In Egypt (where I had been invited to give a lecture), getting driven from Cairo to Alexandria over the Sahara (which in Arabic means desert), I ask the driver what those tall buildings that we could faintly see through the sandstorm were. He replied that they were military-owned factories. A cursory examination of the industries owned and manned by the Egyptian military shows an interesting fact. The Egyptian military owns businesses in virtually every sector of the economy. The military runs tourist resorts, owns apartments, and industries varying from steel, cement, fertiliser, motor vehicles, home appliances and petrol stations. Egypt’s main artery, the Suez Canal is run by the military.

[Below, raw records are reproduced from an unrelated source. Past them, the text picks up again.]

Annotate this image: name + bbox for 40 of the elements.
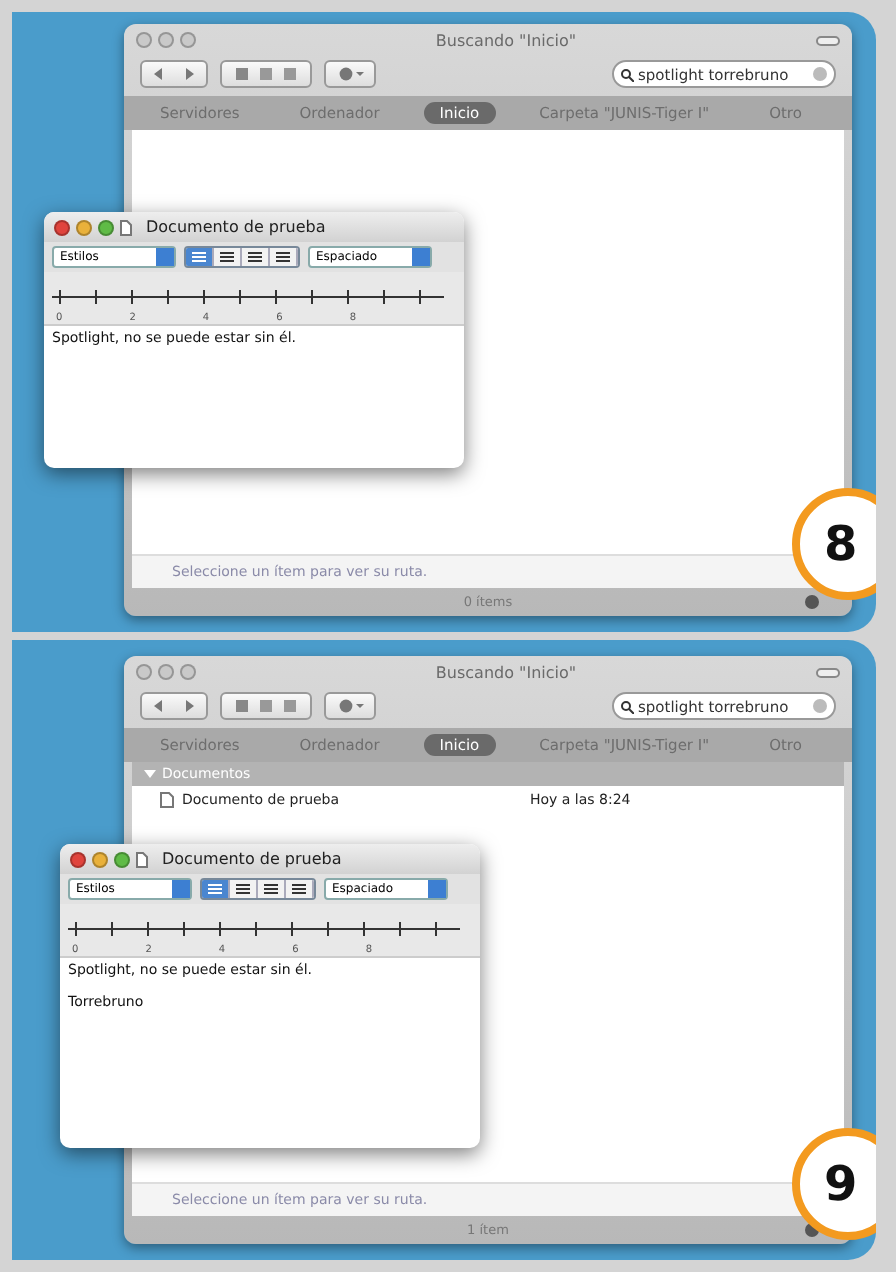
clear-icon[interactable] xyxy=(812,66,828,82)
toolbar-toggle-button[interactable] xyxy=(816,667,840,677)
document-icon xyxy=(160,792,174,808)
zoom-button[interactable] xyxy=(98,219,114,235)
view-buttons[interactable] xyxy=(220,692,312,720)
view-icon xyxy=(232,700,300,712)
toolbar-toggle-button[interactable] xyxy=(816,35,840,45)
close-button[interactable] xyxy=(54,219,70,235)
arrows-icon xyxy=(152,700,196,712)
window-title: Documento de prueba xyxy=(162,850,342,868)
zoom-button[interactable] xyxy=(180,32,196,48)
search-icon xyxy=(620,67,634,81)
disclosure-triangle-icon xyxy=(144,768,156,780)
search-icon xyxy=(620,699,634,713)
action-button[interactable] xyxy=(324,60,376,88)
window-title: Buscando "Inicio" xyxy=(433,663,579,681)
minimize-button[interactable] xyxy=(158,32,174,48)
close-button[interactable] xyxy=(70,851,86,867)
arrows-icon xyxy=(152,68,196,80)
minimize-button[interactable] xyxy=(76,219,92,235)
align-button[interactable] xyxy=(270,248,298,266)
window-title: Documento de prueba xyxy=(146,218,326,236)
zoom-button[interactable] xyxy=(114,851,130,867)
align-button[interactable] xyxy=(230,880,258,898)
window-title: Buscando "Inicio" xyxy=(433,31,579,49)
clear-icon[interactable] xyxy=(812,698,828,714)
minimize-button[interactable] xyxy=(92,851,108,867)
action-button[interactable] xyxy=(324,692,376,720)
view-icon xyxy=(232,68,300,80)
globe-icon xyxy=(804,594,820,610)
align-button[interactable] xyxy=(258,880,286,898)
back-forward-button[interactable] xyxy=(140,692,208,720)
zoom-button[interactable] xyxy=(180,664,196,680)
view-buttons[interactable] xyxy=(220,60,312,88)
align-button[interactable] xyxy=(242,248,270,266)
back-forward-button[interactable] xyxy=(140,60,208,88)
document-icon xyxy=(136,851,148,867)
align-button[interactable] xyxy=(214,248,242,266)
minimize-button[interactable] xyxy=(158,664,174,680)
align-button[interactable] xyxy=(286,880,314,898)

To take another country example, the initial rise of South Korea was due to experience of workers who had been employed by the military during the Korean War. Both Egypt and South Korea are key allies of the US. And what the US accepted in Egypt and Korea is just the opposite of what the US and its local puppets have been preaching to us. After the war, the Sri Lankan military had no economic presence except for a few restaurants on the A9 Road as there were no restaurants there, the LTTE presence having destroyed most economic activities. The anti-Sri Lanka cry against our military was to withdraw its bases in those areas once ruled by the fascistic LTTE. Even after 70 years of defeating a similarly fascistic Hitler, the US and its Western allies still have a huge military presence in Germany. Common sense dictates that after our 30 odd years’ war, it is suicidal to withdraw or downsize all our forces as the NGO Berghof Foundation wanted us to do during the war.
But maintaining a significant Army requires expenditure, not useful when there is no war. And when the former regime tried to use that spare manpower pool for public works, there was an outcry from foreign forces as well as their local paid puppets.
Examining newspaper advertisements of overseas vacancies, one notices that in the Middle East, payment for maids varies roughly from Rs. 40,000 to Rs. 50,000. Today in Colombo and suburbs, getting a maid daily to work from morning till late in the late afternoon is almost impossible. And their daily wages vary from Rs. 1,500 to Rs. 2,000. They make monthly Rs. 45,000 or up to Rs. 60,000, roughly equivalent to what our maids are paid in the Middle East. This daily wage for women is roughly the same for our unskilled male workers.
More than 10 years ago, my mother died in her mid-90s, the last five years being bed ridden and suffering from dementia. She was looked after two trained personnel supplied by a well-known company providing care for elders. They worked on shift basis. The cost at the time was Rs. 40,000 a month and on enquiring today, I find that the cost has shot up now to nearly Rs. 90,000. There are a significant number of professionals working outside the country who have difficulty in caring for their elderly parents. And clearly, there are opportunities for such labour intensive elders’ care, perhaps at a much lower rate.
Some of the solutions I have hinted at seem obvious. Stop sending our women for near slave work in Arab countries, retrain them to do men’s work, think of new jobs that women could do as our social system changes. It is not just the lack of imagination that prevents the search of these and other solutions. A prime reason is the multiplicity of our decision makers because of many ministers with overlapping responsibilities. This is not confined to the current government but also to the previous one.